Disclaimer: This is not a comprehensive Monad tutorial. I aim to demonstrate why a concrete example of a Monad is useful in programming.

Consider this problem. You have a function that converts a String to a Double:

def stringToDouble(str: String): Double =
  str.toDouble

What happens if stringToDouble is called with "800"? You get a java.lang.NumberFormatException. Exceptions are evil! How can a function that returns Double do anything but return Double? Let's fix up our function to no longer lie to us.

Error handling example

What if we changed the implementation of stringToDouble just slightly?

def stringToDouble(str: String): List[Double] = 
  try {
    List(str.toDouble)
  } catch {
    case e: Exception => List()
  }

Here, we return either an empty List to signify the error case, or a singleton List containing the converted Double.

If we had to convert a List of Strings to a List of Doubles, how would it look like?

def stringsToDoubles(strs: List[String]): List[List[Double]] =
  strs map stringToDouble

e.g. stringsToDoubles(List("1.0", "2.0", "Bad string")) == List(List(1.0), List(2.0), List())

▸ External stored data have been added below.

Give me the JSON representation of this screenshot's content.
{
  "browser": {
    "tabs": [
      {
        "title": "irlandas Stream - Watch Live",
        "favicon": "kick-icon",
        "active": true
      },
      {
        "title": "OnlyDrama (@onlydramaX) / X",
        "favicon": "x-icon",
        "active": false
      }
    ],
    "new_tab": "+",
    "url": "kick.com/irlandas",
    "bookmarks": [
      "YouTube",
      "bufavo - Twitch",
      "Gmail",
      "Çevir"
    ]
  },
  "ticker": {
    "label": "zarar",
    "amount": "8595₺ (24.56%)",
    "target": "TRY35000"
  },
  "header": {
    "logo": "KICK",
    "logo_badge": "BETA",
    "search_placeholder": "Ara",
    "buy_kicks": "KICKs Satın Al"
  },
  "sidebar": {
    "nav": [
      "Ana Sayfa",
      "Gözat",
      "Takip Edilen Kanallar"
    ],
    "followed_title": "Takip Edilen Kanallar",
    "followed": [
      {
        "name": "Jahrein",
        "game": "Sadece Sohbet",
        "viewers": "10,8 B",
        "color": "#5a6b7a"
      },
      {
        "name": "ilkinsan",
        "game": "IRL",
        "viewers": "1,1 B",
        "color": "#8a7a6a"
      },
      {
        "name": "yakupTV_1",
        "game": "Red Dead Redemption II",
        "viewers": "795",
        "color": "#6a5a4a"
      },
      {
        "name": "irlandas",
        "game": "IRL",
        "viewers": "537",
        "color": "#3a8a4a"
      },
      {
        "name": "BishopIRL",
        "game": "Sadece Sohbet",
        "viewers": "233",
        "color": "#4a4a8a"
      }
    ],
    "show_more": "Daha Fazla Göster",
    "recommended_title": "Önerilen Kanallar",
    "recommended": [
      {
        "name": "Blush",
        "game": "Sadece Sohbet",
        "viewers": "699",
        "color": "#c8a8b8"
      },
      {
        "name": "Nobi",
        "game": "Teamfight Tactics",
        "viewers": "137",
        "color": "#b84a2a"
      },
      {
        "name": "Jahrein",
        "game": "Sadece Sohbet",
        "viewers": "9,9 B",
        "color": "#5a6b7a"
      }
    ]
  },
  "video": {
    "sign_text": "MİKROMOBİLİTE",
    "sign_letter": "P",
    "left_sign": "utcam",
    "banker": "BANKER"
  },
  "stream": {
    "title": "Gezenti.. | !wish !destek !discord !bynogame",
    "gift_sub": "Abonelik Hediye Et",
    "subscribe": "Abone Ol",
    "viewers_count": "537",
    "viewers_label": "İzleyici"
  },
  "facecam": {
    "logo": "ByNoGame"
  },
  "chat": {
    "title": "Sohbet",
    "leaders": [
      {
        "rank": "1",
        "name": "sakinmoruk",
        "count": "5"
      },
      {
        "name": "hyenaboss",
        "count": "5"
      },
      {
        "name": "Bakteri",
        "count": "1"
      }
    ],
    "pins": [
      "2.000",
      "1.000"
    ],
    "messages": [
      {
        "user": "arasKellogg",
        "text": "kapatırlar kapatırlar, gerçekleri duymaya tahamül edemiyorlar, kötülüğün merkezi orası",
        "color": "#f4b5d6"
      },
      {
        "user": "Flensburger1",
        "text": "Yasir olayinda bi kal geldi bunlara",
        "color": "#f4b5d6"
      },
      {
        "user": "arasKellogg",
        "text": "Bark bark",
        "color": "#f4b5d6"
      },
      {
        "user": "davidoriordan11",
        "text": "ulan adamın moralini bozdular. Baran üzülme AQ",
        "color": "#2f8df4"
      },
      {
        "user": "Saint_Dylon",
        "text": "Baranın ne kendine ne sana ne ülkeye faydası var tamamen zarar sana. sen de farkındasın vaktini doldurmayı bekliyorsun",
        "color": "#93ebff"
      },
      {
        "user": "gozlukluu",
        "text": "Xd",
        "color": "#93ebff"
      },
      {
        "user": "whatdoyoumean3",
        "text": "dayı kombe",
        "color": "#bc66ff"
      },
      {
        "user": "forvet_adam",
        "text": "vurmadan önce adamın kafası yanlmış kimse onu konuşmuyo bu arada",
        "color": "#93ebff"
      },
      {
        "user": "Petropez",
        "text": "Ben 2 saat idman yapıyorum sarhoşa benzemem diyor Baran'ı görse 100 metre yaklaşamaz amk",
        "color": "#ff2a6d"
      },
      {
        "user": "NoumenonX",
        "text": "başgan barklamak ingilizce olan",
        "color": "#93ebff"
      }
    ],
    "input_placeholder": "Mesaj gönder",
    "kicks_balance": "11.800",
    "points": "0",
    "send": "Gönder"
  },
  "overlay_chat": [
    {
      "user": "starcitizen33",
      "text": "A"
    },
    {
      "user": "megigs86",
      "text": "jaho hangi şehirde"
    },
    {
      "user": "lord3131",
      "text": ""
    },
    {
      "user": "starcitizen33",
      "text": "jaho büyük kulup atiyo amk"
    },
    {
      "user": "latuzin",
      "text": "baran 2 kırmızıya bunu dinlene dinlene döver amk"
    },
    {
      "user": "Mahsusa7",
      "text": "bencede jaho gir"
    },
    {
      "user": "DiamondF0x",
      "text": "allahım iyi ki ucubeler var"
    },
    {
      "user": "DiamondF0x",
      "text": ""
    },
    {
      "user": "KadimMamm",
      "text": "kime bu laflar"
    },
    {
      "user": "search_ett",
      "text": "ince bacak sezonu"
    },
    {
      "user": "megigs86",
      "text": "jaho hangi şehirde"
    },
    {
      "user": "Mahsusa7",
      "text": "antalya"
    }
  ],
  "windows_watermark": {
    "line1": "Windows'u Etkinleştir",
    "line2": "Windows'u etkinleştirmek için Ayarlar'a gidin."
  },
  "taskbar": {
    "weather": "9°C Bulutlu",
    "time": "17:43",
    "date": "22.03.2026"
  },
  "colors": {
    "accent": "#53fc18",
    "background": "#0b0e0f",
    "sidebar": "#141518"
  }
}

This is not good enough! Ideally we want to go from List[String] => List[Double], but now we have List of Lists.

Flatten

An important property of Monad is its ability to flatten from Monad[Monad[A]] to Monad[A]. How is this useful? In our previous example, swap Monad for List and A for Double and we will see that we have List[List[Double]].

Luckily, List is a Monad ("has a Monad instance")! We can rewrite stringsToDoubles now:

def stringsToDoubles2(strs: List[String]): List[Double] =
  (strs map stringToDouble).flatten

stringsToDoubles2(List("1.0", "2.0", "Bad string")) now yields List(1.0, 2.0). Not surprisingly, this is something that we end up having to do fairly often. This is why Monads have a helpful function called flatMap (or sometimes bind), which is essentially map then flatten.

Let's rewrite stringsToDoubles using flatMap:

def stringsToDoubles3(strs: List[String]): List[Double] =
  strs flatMap stringToDouble

Option

Surely using List to model the possible existence of a single value is not optimal, because a List suggests it can contain more than one value. I used List as an example because it is the most common Monad that people know. In most functional programming languages, there exists a Monad that is used for this purpose. In Scala, it is called the Option Monad.

In a nutshell, a value that is of type Option[A] can be one of two possible values: Some[A] or None. The former represents the existence of a value and the latter represents non-existence.

stringToDouble can be written using Option very easily:

def stringToDouble2(str: String): Option[Double] = 
  try {
    Some(str.toDouble)
  } catch {
    case e: Exception => None
  }

Side note: Idiomatic Scala would use the Try Monad instead of a try/catch block. Try is used to wrap expressions that may throw an exception and can be one of two values: Success or Failure. But I won't go through this here.